The advice from my Department is that, that's the best time to start, given the technology changes which need to be made and implemented. So, if we can bring that forward, we will. But we just want to be cautious in relation to the implementation.

BEN FORDHAM:

You're saying a quarter of a million families will benefit from this?

ALAN TUDGE:

That is exactly right. And so an average family, say, earning $110,000 collectively, they've got a couple of kids in child care, they'll be $95 a week better off as a result of this. Our package is specifically targeted, Ben, at families with two or more kids, because we know that's when your expenses start to add up. And that's why we've got a measured package that's targeted and really helps those that need the additional assistance.

BEN FORDHAM:

A listener writes to me this morning, please ask Alan Tudge if child care costs will be frozen at the current rate.
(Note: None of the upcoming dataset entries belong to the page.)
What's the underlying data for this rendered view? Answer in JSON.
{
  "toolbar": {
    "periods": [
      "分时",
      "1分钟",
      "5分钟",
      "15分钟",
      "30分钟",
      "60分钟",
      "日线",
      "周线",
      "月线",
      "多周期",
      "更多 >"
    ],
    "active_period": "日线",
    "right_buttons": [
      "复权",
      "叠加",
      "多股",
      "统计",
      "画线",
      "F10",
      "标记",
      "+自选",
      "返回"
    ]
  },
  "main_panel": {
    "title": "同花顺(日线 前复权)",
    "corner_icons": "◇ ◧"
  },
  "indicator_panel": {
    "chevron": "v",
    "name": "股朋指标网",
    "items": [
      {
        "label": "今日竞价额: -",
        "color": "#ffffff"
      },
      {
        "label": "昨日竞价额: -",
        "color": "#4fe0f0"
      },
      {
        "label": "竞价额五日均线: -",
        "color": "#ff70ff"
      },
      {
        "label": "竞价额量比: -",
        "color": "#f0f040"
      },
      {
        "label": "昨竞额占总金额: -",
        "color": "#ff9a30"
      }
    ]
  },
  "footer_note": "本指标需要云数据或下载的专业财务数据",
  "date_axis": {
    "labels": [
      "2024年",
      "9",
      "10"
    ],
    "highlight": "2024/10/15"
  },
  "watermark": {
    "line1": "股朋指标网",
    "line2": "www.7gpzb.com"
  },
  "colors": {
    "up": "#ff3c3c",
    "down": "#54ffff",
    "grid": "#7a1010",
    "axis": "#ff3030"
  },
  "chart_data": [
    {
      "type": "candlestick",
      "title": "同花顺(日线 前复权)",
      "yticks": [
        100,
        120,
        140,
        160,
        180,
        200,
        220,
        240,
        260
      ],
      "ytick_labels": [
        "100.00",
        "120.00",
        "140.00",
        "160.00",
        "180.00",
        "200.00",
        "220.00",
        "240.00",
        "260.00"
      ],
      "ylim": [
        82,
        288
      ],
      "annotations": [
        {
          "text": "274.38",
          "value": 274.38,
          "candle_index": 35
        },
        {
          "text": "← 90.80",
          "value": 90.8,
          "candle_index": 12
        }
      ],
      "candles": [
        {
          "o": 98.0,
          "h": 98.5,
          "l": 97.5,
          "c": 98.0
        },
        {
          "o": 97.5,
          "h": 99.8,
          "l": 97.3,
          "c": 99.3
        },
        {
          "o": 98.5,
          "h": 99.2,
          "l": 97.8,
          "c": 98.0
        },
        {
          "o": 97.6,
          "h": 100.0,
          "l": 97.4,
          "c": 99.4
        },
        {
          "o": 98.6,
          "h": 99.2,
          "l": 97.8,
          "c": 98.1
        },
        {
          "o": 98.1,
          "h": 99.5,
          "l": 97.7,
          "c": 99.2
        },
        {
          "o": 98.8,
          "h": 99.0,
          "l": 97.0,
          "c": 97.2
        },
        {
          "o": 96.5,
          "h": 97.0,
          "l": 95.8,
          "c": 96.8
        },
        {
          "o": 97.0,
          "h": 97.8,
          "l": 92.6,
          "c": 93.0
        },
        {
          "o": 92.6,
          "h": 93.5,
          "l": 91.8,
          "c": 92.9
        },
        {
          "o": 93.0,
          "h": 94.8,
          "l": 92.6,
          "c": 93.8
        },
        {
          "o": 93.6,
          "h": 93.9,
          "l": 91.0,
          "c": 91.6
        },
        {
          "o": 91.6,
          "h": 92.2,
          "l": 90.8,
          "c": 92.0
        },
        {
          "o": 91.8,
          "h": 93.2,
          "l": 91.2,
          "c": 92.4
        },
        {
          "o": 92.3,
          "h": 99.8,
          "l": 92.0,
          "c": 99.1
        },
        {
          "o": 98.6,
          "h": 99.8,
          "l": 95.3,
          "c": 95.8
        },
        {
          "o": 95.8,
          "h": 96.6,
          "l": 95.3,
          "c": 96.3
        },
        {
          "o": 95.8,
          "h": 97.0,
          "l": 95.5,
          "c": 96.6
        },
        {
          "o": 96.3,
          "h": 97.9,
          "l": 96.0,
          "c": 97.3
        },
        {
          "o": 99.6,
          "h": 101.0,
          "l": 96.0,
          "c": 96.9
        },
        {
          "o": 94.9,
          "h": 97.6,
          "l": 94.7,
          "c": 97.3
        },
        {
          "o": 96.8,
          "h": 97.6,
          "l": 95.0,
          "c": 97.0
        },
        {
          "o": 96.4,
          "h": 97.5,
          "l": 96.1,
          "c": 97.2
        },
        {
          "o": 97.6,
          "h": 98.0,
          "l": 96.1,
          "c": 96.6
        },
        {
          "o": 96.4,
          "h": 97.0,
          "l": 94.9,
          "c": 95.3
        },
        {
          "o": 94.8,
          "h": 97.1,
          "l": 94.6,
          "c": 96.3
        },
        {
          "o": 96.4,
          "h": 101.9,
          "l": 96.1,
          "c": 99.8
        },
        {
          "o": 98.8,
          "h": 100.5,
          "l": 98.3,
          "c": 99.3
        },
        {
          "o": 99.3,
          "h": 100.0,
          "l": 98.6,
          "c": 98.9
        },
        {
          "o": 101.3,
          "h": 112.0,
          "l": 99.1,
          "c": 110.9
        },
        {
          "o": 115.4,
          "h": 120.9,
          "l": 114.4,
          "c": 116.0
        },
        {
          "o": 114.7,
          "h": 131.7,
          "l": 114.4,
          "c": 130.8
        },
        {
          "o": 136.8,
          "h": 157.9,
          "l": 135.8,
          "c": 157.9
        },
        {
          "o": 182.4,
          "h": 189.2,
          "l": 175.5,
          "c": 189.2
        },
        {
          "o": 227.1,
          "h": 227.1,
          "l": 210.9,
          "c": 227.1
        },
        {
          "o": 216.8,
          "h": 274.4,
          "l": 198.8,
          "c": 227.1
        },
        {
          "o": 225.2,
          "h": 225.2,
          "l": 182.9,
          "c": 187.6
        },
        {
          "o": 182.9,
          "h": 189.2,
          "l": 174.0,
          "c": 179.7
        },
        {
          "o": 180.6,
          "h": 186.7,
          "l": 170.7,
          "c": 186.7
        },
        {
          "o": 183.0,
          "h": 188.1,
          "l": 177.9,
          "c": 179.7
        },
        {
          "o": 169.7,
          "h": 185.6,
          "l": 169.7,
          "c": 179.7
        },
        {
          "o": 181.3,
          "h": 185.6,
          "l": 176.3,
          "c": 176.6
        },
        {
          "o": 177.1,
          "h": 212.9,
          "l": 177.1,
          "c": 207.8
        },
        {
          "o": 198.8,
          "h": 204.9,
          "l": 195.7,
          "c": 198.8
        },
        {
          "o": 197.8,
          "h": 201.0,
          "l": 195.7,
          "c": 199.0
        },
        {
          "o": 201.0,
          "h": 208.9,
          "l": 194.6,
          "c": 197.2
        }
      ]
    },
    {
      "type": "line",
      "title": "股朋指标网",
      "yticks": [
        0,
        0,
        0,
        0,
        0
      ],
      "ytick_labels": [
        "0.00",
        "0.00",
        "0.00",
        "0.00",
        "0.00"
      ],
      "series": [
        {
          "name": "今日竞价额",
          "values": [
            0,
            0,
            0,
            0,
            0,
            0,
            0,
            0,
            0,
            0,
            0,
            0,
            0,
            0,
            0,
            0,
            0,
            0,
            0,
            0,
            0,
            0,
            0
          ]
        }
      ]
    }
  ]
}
They're concerned that child care providers will see this policy and think, okay, we'll get in ahead of it and jack up the rates.

ALAN TUDGE:

Yeah, we'll keep a very close eye on that, Ben. We introduced a price cap about three or four years ago, and that has the benefit of putting those downward pressure on prices. And we know that 88 per cent of child care centres today still operate within that price cap. And we'll keep an eye on this, and we're, we’re open to changes should we need to down the track in relation to that.

BEN FORDHAM:

I'm keen to hear from parents, your thoughts on the new policy, 131-873. As Education Minister, Alan Tudge, I want to ask you about the proposed new school curriculum. I see a lot of people ripping it to shreds, including the Indigenous leader, Warren Mundine. You've got the Minister in New South Wales for Corrections, Anthony Roberts, who says it's neo-Marxist rubbish. The Education Minister in New South Wales, Sarah Mitchell, criticising the lack of focus on fundamentals like maths and English. There don't seem to be too many people getting in the queue to support it.

ALAN TUDGE:

Now, this is a draft and there's some good aspects to it, and there's also some concerning aspects to it and there's certainly some parts which I would not support. But it is a draft, it’s out there for public consultation, and we want people's feedback on it before it comes back to state and federal ministers to approve later in the year. My main concern, Ben, is that we use it as an opportunity to increase standards overall, because our standards have slipped over the last 20 years, and we're now three years behind Singapore, for example, in relation to mathematics. So we've got to reverse that decline, get back to where we were, and the curriculum is a very important tool to do that.

BEN FORDHAM:

Just another one, if I can, Minister. The former Queensland Premier, Peter Beattie, says Scott Morrison should be giving a job to Kevin Rudd and Malcolm Turnbull. They both seem to be pretty keen on the sidelines these days to offer an opinion, Mr Rudd and Mr Turnbull. What do you make of the idea from Peter Beattie that Scott Morrison should be giving them both a job?

ALAN TUDGE:

I think they're both very capable at finding jobs themselves, and I'm not sure if they actually need it they're both wealthy individuals. I think that people like Julia Gillard, and Tony Abbott, and John Howard have been exemplars as ex-prime ministers. They've all made significant contributions having left office. They make public comments as required, but I think that's the model which others should follow.

BEN FORDHAM:

We appreciate your time.

ALAN TUDGE:

Thanks very much for that, Ben.

BEN FORDHAM:

Alan Tudge, the Federal Education Minister.